While other young idealists waste their time arguing Marxist theory in such tried-and-true, insular environments as coffeehouses, the members of the Red and Black league are slowly infiltrating our precious lanes. Gathering at 9 p.m. every Tuesday at the Aloma Bowling Center East, on Rouse Road, these lefty Lebowskis blow off their activist steam by knocking down a few pins -- and a few beers.

But they do it their way: There's no team captain, and all decisions governing game play are arrived at by democratic vote. As consensus-building measures go, it's much nicer than that ice-pick-to-the-forehead Trotsky took.

Modeled on the Red Anarchist Bowling League of Los Angeles, the Orlando project is the brainchild of Ben Markeson, a bearded, bespectacled figure who's well known as a local supporter of progressive causes. He's also a card-carrying member of the Socialist Party U.S.A. (I've seen the card. It's laminated.)

"I'm more like an anarcho-socialist than the traditional socialist," Markeson corrects. "But I really can't speak for anyone else's politics."

Though their pet causes differ a bit, most of the players met at events keyed to issues of mutual importance, including antiwar protests, animal-rights rallies and homeless-relief programs hosted by Orlando Food Not Bombs. Some hooked up while still in college; others haven't yet graduated.

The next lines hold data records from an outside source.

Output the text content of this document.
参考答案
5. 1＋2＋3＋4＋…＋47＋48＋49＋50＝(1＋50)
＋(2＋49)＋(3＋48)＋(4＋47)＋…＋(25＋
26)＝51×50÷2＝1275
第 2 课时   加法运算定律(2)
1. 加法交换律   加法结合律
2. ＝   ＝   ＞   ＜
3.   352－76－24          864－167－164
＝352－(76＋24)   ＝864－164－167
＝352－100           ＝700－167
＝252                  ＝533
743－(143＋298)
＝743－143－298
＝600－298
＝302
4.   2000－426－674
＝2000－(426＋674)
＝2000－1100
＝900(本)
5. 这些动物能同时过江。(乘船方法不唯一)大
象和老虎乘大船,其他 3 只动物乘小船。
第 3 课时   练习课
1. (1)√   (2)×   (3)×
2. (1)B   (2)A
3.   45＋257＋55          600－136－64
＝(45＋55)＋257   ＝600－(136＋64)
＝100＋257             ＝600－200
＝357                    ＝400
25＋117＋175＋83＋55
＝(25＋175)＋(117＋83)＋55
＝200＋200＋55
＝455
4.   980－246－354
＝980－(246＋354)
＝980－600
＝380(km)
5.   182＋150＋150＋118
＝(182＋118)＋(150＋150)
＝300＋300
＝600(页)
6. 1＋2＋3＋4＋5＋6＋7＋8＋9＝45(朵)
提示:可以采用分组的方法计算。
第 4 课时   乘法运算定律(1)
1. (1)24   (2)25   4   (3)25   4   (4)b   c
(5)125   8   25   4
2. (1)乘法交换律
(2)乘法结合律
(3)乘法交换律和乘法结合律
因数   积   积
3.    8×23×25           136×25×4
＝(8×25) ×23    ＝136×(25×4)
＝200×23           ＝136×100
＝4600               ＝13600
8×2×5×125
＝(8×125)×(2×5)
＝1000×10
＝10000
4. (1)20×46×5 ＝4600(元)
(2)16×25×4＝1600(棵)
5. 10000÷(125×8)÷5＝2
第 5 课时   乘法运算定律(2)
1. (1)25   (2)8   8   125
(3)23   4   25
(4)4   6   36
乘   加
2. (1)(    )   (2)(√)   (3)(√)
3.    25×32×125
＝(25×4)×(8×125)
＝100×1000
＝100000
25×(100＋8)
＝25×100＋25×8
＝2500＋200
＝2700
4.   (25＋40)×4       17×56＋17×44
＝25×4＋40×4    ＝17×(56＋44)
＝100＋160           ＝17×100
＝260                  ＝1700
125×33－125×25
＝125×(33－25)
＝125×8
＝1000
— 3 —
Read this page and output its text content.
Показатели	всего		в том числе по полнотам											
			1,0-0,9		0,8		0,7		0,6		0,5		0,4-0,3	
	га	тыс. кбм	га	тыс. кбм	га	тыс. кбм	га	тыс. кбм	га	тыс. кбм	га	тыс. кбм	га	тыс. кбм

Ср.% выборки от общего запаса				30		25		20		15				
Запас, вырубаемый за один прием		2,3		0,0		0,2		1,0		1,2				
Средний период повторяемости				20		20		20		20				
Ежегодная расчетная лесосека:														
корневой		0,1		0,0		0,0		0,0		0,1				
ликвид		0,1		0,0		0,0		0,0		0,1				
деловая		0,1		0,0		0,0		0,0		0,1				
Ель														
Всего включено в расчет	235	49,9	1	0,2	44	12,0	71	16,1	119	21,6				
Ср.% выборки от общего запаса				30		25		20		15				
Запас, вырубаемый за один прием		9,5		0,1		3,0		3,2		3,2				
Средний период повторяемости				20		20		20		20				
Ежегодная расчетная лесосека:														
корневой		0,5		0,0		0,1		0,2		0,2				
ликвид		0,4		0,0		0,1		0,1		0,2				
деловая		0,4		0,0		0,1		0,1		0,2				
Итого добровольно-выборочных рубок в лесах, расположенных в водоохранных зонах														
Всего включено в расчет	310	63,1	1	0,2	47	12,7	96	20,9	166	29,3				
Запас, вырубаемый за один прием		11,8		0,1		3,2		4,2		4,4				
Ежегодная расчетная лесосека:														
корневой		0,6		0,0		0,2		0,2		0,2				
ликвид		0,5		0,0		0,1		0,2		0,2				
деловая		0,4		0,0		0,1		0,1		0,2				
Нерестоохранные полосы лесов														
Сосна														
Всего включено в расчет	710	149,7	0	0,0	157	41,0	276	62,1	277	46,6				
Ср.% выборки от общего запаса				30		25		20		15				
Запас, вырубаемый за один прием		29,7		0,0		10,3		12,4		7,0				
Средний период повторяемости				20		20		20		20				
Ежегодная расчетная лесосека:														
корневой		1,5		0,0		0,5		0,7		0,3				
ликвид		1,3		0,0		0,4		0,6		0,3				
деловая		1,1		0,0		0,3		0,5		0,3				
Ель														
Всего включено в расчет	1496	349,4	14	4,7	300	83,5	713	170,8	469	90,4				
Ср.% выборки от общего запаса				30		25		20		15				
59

But why bowling, of all things? Tori Cole, a 22-year-old Valencia Community College student, says the weekly alley outing is a recreational outgrowth of the revolutionary-planning meetings the group regularly holds at Rollins College. They're more sparsely attended than the bowling nights, she reports; pinless parliamentary procedure isn't as much fun.

Following the party lane

Fun was clearly the operative word to the eight revolutionaries of various stripes who were tearing up the wood when I paid a recent visit to the center.

"Traditionally, people on the left have problems with competition," mused Lance Turner (an artist, programmer and yoga teacher by trade) between frames. "Here, they can come out and compete, and see how that feels."

Does it ever get heated?

"No," he admitted, "because we don't bowl well enough."

He was being unnecessarily humble. Actually, several of them were quite good, picking up spares and racking up points with ease. One of them -- Greg Rivera -- even brought his own ball. He did, however, have to take off his jacket (which was decorated with a Chairman Mao patch) to heft it properly.

You don't expect such low-cultured skill from a bunch of commies. Then again, who knows more about strikes?

I don't feel a bit guilty about poking fun at the Red and Black, mainly because they're ready and willing to do it themselves. Belying the notion of the stodgy ideologue, they spent most of their time trading sarcastic barbs, even kidding me that they had elected to bowl on the right side of the room for a change to make this representative of the "corporate media" feel at home.

Turner joked that the group's next initiative would be to infiltrate the Aloma center's league newspaper. But he agreed that unionizing the nacho chef was a better place to start.

Back-alley deal

As the Tuesday assemblage is unsanctioned by the center, the league does its best to remain incognito. No banners are flown, nor are attempts made to canvass the neighboring lanes for new members. Still, a few cries of "Come on, knock the system down!" can occasionally be heard when balls are sent rushing toward their targets, and Markeson (the most serious one of the bunch) treats his teammates to copies of Industrial Worker -- a populist rag with wonderful headlines like "Gas Station Workers Go Wobbly With a Vengeance."

The pins should be mighty wobbly on Tuesday, Dec. 7, when an eagerly awaited bowl-a-thon will be held to raise funds for a progressive community center and information shop the group hopes to open in Orlando. (Pledges are currently being sought online.

At that event, nursing student and "eco-feminist" Megan Graham will lead a ladies' auxiliary modeled on the "radical cheerleaders" who appear nationwide to spice up protest events and demonstrations. It's her project, so she gets to be head cheerleader, right?

"We don't really have head cheerleaders," she answers, looking a bit disappointed in the question.

My bad. But even though I'm obviously out of their philosophical loop -- the only social upheaval I can wholeheartedly espouse is utter chaos that profits me in some unspecified way -- I can't help but admire their commitment to solidarity through mindless, leaderless enjoyment.

"I think that camaraderie is important," Markeson propounds. You said it, comrade.